Predatory Mortgage Lending Creating Crisis, Dodd Warns
HOMEOWNERSHIP
The New London Day
Renée Dudley
Boston University Washington News Service
7 February 2007
WASHINGTON, Feb. 7 – Sen. Chris Dodd, D-Conn., accused the mortgage broker industry Wednesday of predatory and irresponsible lending that, he warned, was creating a crisis for American homeowners.
Martin Eakes, CEO of the Center for Responsible Lending, told the Senate Banking, Housing and Urban Affairs Committee that more than a third of homebuyers who have subprime loans—high-interest loans given to buyers with poor or no credit histories—are likely victims of foreclosure.

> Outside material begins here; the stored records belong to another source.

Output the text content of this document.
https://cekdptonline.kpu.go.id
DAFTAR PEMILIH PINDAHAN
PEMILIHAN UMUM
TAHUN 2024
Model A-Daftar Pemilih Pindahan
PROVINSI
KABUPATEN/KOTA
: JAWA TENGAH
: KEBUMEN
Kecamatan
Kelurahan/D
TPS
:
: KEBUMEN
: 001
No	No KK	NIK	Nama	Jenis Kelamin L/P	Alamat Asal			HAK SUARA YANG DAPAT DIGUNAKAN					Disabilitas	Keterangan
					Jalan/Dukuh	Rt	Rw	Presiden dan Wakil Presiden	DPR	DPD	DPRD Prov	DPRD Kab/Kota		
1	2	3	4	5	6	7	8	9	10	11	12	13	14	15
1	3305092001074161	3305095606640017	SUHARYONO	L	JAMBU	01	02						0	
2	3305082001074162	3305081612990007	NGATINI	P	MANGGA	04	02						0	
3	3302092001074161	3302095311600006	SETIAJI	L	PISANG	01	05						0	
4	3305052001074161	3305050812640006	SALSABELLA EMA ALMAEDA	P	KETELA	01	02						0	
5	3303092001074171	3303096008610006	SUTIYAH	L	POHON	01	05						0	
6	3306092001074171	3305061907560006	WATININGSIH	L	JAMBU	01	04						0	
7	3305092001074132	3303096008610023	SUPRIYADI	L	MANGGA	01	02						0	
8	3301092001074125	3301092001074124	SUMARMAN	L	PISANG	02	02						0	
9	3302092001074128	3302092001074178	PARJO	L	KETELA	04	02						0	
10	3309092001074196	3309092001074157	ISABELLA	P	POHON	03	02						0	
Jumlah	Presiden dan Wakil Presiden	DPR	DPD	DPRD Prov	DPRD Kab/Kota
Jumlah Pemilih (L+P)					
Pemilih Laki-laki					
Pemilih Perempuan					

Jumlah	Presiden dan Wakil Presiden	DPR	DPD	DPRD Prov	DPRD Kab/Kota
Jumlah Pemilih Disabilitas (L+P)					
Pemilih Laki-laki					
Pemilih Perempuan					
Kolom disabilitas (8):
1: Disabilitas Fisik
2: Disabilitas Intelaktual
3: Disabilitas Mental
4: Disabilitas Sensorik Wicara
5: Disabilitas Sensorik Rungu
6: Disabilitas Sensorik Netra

Dodd, who chairs the committee, said that while the subprime loan market has helped borrowers acquire credit to buy homes, predatory practices have put other borrowers at high risk for failure.
He said more than half of subprime mortgages are “liars’ loans,” in which brokers sometimes make loan candidates appear more financially qualified than they actually are because the brokers are paid to get more people approved.
Dodd added that minorities are being particularly targeted for higher-cost subprime mortgages, regardless of their financial qualifications. Citing the 2005 Home Mortgage Disclosure Act, he said: “Over half of African-American borrowers and 46 percent of Hispanic borrowers were given high-cost subprime loans. By comparison, only 17 percent of whites took out such loans.”
But despite national trends, local housing and mortgage officials say they do not believe Connecticut is headed toward the crisis Dodd described at the national level.
“In Eastern Connecticut, my sense is that predatory lending, while it exists, is not a major problem,” said John Bolduc, executive vice president of the Eastern Connecticut Association of Realtors in Norwich.
Fritz Conway, lobbyist for the Connecticut Mortgage Bankers Association, said, “On the one hand you want to come up with creative products, but on the other hand you want sufficient protective measures.”
Mortgage broker John Read, president of Atlantic Financial Services in Groton, said the 2001 Connecticut Abusive Home Loan Lending Practices Act had a dramatic impact on the most egregious abuses by imposing a maximum interest rate but still allowing credit to be readily available to those who need it.
Dodd has not proposed any legislation to curb predatory lending practices, but Read said all that is needed is better enforcement of laws already in place.
“You can’t legislate morality or intelligence,” he said. “You can’t make a lender act in a moral manner or make the borrower act more intelligently.”
“My hope is that we don’t throw out the baby with the bathwater, and [that] any efforts to define and control predatory lending will be such that it won’t inhibit the availability of credit to the consumer,” Read said.
He added that a good loan process begins with the borrower. “The reason that loans are predatory is because buyers don’t take the time to educate themselves by reading what they are agreeing to,” he said. “Unfortunately, there will always be those who try to take advantage of others. There are people in the loan industry who care more about commission than about the parties involved.
“When you take an unscrupulous lender and a borrower who is unwilling to do the work they should do, it is a recipe for fraudulent lending. If it sounds too good to be true, it probably is.” Read added that predatory lending usually arises when loan candidates pursue out-of-state lenders.
Two witnesses at Wednesday’s hearing said they were victims of predatory lending offered through pop-up Internet loan ads and calls from telemarketers.
Jean Constantine-Davis, senior attorney at AARP, the lobbying group for seniors, urged more accountability in the subprime loan market in testimony before the committee. “I can’t help but to think how far we’ve come if we’re considering passing a law that tells lenders not to give mortgages to borrowers who can’t afford them,” she said. “This used to be second nature.”